After his release, Nourizad continued his appeals and letter-writing to Khamenei; in addition, he became a regular protester, joining most big civil and political protests.

In spring 2019, Mohammad Nourizad joined 13 civil society activists in issuing a statement calling for Ali Khamenei to resign as Leader. The letter became known as the “14 Signatures” or “Group 14”.

Following the letter going public, he was arrested in August 2019 and sentenced to 15 years in prison, two years in exile in Izeh, and a two-year ban from leaving the country. In August 2020, his lawyer announced that he had been further sentenced to eight months in prison, 74 lashes, and one year in exile in Tabas.

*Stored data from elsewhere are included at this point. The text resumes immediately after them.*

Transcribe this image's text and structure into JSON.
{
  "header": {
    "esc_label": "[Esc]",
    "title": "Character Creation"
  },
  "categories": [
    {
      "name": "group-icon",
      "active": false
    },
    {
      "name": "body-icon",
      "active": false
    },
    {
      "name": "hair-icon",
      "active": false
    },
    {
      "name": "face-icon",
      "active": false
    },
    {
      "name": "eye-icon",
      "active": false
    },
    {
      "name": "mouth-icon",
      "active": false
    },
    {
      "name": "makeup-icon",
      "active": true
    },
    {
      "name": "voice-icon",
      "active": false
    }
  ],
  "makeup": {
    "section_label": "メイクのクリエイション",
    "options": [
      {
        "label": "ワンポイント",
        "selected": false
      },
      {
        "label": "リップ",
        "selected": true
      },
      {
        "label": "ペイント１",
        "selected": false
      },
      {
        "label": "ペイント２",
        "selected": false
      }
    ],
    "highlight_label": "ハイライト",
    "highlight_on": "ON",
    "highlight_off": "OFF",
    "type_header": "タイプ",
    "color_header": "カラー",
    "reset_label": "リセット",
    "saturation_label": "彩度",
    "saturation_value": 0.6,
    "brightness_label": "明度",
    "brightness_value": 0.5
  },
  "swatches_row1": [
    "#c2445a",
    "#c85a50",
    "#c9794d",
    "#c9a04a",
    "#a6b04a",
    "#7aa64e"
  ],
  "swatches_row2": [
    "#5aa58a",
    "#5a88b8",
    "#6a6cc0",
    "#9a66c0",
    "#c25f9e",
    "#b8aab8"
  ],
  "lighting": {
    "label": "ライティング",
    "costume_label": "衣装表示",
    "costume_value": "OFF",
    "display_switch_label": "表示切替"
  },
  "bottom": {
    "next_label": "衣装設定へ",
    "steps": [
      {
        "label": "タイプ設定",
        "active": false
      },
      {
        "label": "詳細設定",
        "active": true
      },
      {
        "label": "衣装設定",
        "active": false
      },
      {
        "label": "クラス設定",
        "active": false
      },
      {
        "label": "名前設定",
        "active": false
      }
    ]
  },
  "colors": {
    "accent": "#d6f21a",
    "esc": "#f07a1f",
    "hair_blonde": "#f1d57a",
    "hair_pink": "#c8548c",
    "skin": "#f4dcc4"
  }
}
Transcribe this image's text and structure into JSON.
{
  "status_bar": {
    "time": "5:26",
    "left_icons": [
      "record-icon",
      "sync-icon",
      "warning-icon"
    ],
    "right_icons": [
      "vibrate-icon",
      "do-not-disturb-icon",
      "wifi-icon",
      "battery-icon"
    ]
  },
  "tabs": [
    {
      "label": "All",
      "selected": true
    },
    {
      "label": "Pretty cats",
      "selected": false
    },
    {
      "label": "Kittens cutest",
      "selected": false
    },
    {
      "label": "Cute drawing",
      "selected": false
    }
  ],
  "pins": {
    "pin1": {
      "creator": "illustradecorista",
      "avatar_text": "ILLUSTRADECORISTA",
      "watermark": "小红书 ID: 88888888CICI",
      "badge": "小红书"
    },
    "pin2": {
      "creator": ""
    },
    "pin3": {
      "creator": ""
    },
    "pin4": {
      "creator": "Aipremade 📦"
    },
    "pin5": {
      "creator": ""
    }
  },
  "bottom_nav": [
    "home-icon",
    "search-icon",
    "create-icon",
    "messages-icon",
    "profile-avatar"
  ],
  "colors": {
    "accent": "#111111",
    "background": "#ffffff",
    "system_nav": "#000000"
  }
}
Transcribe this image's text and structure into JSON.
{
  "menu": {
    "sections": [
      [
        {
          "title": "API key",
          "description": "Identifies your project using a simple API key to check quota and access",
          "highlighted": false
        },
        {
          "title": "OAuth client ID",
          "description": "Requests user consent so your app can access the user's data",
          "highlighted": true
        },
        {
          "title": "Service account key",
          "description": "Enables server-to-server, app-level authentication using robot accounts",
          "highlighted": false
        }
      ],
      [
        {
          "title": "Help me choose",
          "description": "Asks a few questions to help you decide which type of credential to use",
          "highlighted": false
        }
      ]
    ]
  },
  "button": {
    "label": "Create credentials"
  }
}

“My demand is for the unconditional release of political prisoners,” said Fatemeh Maleki, joining her husband’s call for justice. “Most of them are innocent. An example of this is an oppressed young man who was hospitalized for a year in Aminabad and then in Roozbeh Psychiatric Hospital for a year. His mother’s hand was badly injured by a machine press where she worked. The young man was sentenced to three to four years in prison for participating in the protests of November 2019. He has served a third of his sentence, but despite the fact that he should be released under the law, this has not yet been approved. I urge the freedom of all these people, together with the freedom of my husband and son.”